Lifestyle - Thea Fathanah Arbar, CNBC Indonesia
16 September 2021 13:50
Ilustrasi pekerja kantoran wfh. (Dok: Freepik)

Jakarta, CNBC Indonesia - Sejak pandemi Covid-19, work from home (WFH) atau bekerja dari rumah kencang digerakkan demi menekan angka infeksi. Namun setelah hampir dua tahun berjalan, para pekerja rupanya enggan kembali bekerja dari kantor atau work from office (WFO).

Hasil survei pendapat YouGov untuk BBC mengatakan sebanyak 70% dari 1.684 orang yang disurvei memperkirakan bahwa pekerja tidak akan pernah kembali ke kantor dengan kecepatan yang sama setelah pandemi usai.


Mayoritas pekerja mengatakan mereka lebih suka bekerja dari rumah baik secara penuh (full-time) atau setidaknya beberapa waktu, sehingga dapat diselang-seling dengan WFO sesekali.

Tetapi para manajer dari berbagai perusahaan mengemukakan kekhawatiran bahwa kreativitas di tempat kerja akan terpengaruh. Setengah dari 530 pemimpin senior yang juga disurvei mengatakan bahwa pekerja WFH akan berdampak buruk pada kreativitas dan kolaborasi, atau hanya terhadap 38% orang biasa.

Bos di perusahaan besar seperti bank investasi Goldman Sachs dan perusahaan teknologi raksasa Apple menolak seruan untuk lebih banyak fleksibilitas. Mereka bahkan menyebut WFH sebagai "penyimpangan".

Meski begitu, manajer dan anggota masyarakat yang disurvei setuju jika produktivitas maupun ekonomi tidak akan dirugikan dengan melanjutkan kebijakan kerja dari rumah.

Salah satu pekerja bernama Antony Howard menemukan manfaat besar WFH selama 16 bulan terakhir, dari menghindari kedai kopi yang mahal hingga mengurangi waktu perjalanan. Ia bekerja di bagian pengadaan sebuah perusahaan pertahanan besar di Manchester, Inggris.

"Kesehatan dan jejak karbon saya tidak pernah sebaik ini. Saya tidak lagi bepergian sejauh 92 mil sehari dan saya lebih produktif," katanya, menambahkan ia telah menghemat uang belanja.

Meski begitu Howard mengatakan khawatir mengenai kolega barunya di perusahaan. "Kami memiliki (anak) magang berusia 17 tahun mulai bulan September yang belum pernah WFO," katanya.

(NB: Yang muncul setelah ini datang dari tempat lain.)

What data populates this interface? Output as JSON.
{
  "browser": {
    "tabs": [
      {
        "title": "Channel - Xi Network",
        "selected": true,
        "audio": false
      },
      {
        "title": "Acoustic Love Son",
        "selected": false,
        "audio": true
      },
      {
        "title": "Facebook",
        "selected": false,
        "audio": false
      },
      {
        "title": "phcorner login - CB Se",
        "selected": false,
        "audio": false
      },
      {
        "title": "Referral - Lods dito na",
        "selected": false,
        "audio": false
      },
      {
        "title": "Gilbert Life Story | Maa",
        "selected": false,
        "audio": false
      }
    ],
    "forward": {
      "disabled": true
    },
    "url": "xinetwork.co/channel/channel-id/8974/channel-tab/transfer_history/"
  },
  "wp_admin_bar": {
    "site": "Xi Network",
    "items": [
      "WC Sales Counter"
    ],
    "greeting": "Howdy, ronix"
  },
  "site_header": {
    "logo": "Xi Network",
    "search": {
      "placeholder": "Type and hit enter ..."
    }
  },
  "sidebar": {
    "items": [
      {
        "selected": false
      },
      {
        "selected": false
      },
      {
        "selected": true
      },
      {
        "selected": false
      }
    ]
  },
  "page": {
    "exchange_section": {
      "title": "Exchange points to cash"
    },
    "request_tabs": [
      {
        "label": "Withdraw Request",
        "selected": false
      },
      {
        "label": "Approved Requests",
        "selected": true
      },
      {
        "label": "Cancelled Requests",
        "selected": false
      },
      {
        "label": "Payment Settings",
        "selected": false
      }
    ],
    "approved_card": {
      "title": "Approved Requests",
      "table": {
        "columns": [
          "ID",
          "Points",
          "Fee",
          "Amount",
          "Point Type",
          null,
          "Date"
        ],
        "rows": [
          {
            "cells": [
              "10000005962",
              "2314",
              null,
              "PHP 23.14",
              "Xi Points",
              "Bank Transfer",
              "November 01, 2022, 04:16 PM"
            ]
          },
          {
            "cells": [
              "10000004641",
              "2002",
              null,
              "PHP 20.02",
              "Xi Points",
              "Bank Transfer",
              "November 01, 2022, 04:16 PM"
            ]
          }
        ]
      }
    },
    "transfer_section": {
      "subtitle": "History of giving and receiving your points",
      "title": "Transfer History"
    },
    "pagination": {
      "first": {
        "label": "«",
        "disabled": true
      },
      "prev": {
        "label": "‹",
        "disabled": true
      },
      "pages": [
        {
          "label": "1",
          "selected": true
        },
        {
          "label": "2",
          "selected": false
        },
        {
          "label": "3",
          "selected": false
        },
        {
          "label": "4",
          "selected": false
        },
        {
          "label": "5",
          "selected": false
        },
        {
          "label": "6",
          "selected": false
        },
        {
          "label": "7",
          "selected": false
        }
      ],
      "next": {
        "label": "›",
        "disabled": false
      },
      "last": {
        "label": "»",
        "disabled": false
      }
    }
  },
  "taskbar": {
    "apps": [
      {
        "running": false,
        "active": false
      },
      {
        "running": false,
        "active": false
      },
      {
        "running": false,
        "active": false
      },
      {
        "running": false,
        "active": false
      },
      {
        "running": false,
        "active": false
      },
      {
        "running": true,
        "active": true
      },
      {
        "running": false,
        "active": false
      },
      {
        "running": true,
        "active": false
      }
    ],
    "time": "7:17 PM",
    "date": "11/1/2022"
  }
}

"Bagi saya sebagai pekerja hibrida berusia 57 tahun adalah skenario yang bagus, tetapi untuk yang lebih muda memulai, mereka membutuhkan pengalaman di tempat kerja, struktur itu."

Maisie Lawrinson, pekerja yang baru bergabung dengan TalkTalk melalui skema pekerjaan Kickstart pemerintah Inggris pada Juli lalu, ingin WFO sebanyak mungkin. Selama kontrak kerja enam bulan, ia ingin membuat kesan yang baik bagi perusahaan dan bertemu dengan koleganya.

"Saya tidak pernah memiliki pekerjaan di mana saya berbicara dengan orang secara online atau mengirim email," katanya, mengacu pada pengalaman masa lalunya di ritel.

"Saya lebih produktif ketika saya di kantor karena ini lebih merupakan lingkungan profesional dan Anda bisa melihat orang-orang."

Setelah memulai WFH, dia akhirnya bertemu dengan rekan-rekannya untuk pertama kalinya secara langsung belum lama ini.

"Kami baru-baru ini mengadakan minuman tim dan akhirnya saya bertemu dengan semua orang. Sangat menyenangkan, saya dapat melihat semua orang secara langsung dan mendapatkan gambaran tentang siapa mereka, bukan hanya apa email mereka," katanya.

Lebih dari 60% dari mereka yang disurvei berpikir bahwa kaum muda bisa maju tanpa kontak tatap muka atau bimbingan langsung. Namun para ahli mengatajan, anak-anak di bawah 25 tahun sangat terpukul akibat kehilangan pekerjaan atau pengurangan jam kerja pada awal pandemi.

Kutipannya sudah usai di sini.